The death must be registered with the Registrar of Deaths in the State in which the deceased died. There may be a time limit for this to occur so you should check the requirements of your State’s Birth, Deaths and Marriages department. The registration can be delayed in some circumstances such as where a medical certificate is issued. It is usually the next of kin of the deceased or the executor who registers the death. The deceased’s next of kin is the spouse or civil partner, unmarried partner, children, parents or siblings. Click here for more information.
On registration, a death certificate will be provided. It is a criminal offence not to register a person’s death.
Generally it will be the executor or next of kin who makes the funeral arrangements.
The courts can resolve disagreements between the deceased’s family members as to who makes the funeral arrangements if such a dispute arises. For instance, if a person died without a Will then the next of kin who is entitled to apply for Letters of Administration, such as a spouse or unmarried partner, will more likely be given priority over other family members such as the children of the deceased.
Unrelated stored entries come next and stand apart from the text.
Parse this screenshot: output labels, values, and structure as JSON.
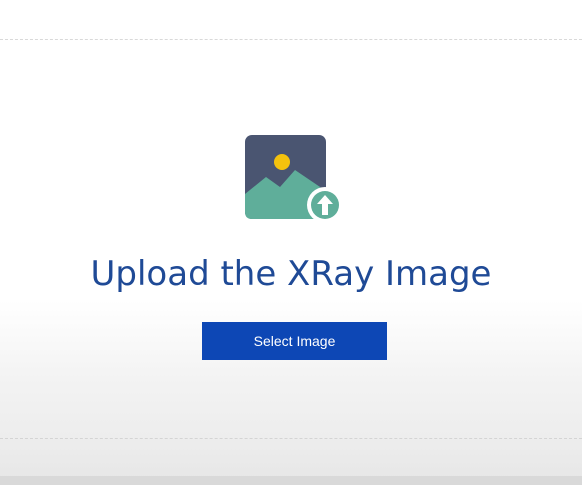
{
  "upload": {
    "title": "Upload the XRay Image",
    "button_label": "Select Image",
    "icon": "image-upload-icon"
  },
  "colors": {
    "title": "#1f4a96",
    "button_bg": "#0d47b5",
    "button_text": "#ffffff",
    "icon_frame": "#4a5571",
    "icon_sun": "#f4c20d",
    "icon_mountain": "#5fae9a",
    "icon_arrow_badge": "#5fae9a"
  }
}
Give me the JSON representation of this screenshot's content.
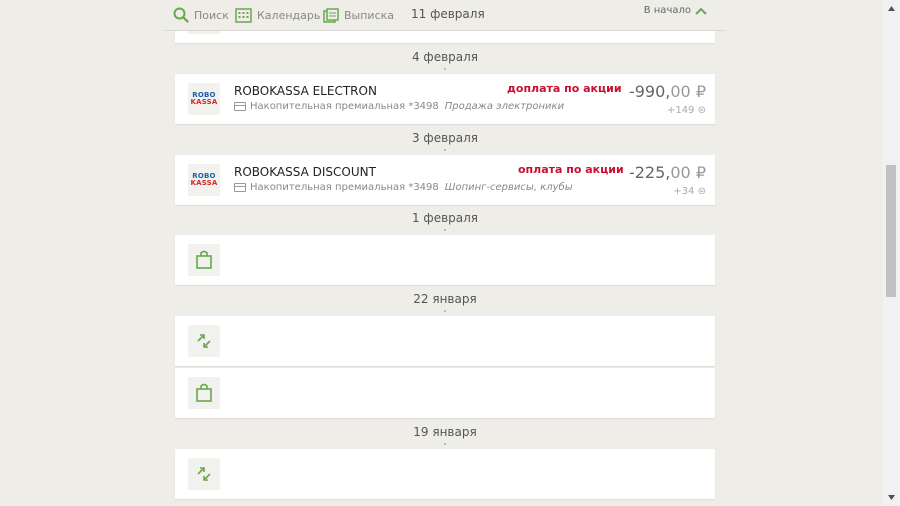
{
  "toolbar": {
    "search_label": "Поиск",
    "calendar_label": "Календарь",
    "statement_label": "Выписка",
    "current_date": "11 февраля",
    "to_top_label": "В начало"
  },
  "colors": {
    "accent": "#6aa84f",
    "promo": "#c8102e"
  },
  "dates": [
    "4 февраля",
    "3 февраля",
    "1 февраля",
    "22 января",
    "19 января"
  ],
  "transactions": [
    {
      "merchant": "ROBOKASSA ELECTRON",
      "logo_line1": "ROBO",
      "logo_line2": "KASSA",
      "card": "Накопительная премиальная *3498",
      "category": "Продажа электроники",
      "promo": "доплата по акции",
      "amount_int": "-990,",
      "amount_dec": "00 ₽",
      "bonus": "+149"
    },
    {
      "merchant": "ROBOKASSA DISCOUNT",
      "logo_line1": "ROBO",
      "logo_line2": "KASSA",
      "card": "Накопительная премиальная *3498",
      "category": "Шопинг-сервисы, клубы",
      "promo": "оплата по акции",
      "amount_int": "-225,",
      "amount_dec": "00 ₽",
      "bonus": "+34"
    }
  ],
  "icons": [
    "search-icon",
    "calendar-icon",
    "statement-icon",
    "chevron-up-icon",
    "shopping-bag-icon",
    "transfer-arrows-icon"
  ]
}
It is a good idea for the executor to obtain several certified copies of the death certificate as it will need to be provided to several banks, companies and organisations in order to apply for Probate and finalise the deceased’s affairs.
After receiving the death certificate, the executor should contact Centrelink or any other government department from which the deceased received a benefit, to enable the finalisation of these payments.
The distribution of any superannuation fund will fall outside the Will. The trustee of the superannuation fund will usually distribute these funds to the deceased’s nominated third party. You should obtain legal advice if you or someone else wishes to contest the decision of the trustee of the deceased’s superannuation fund.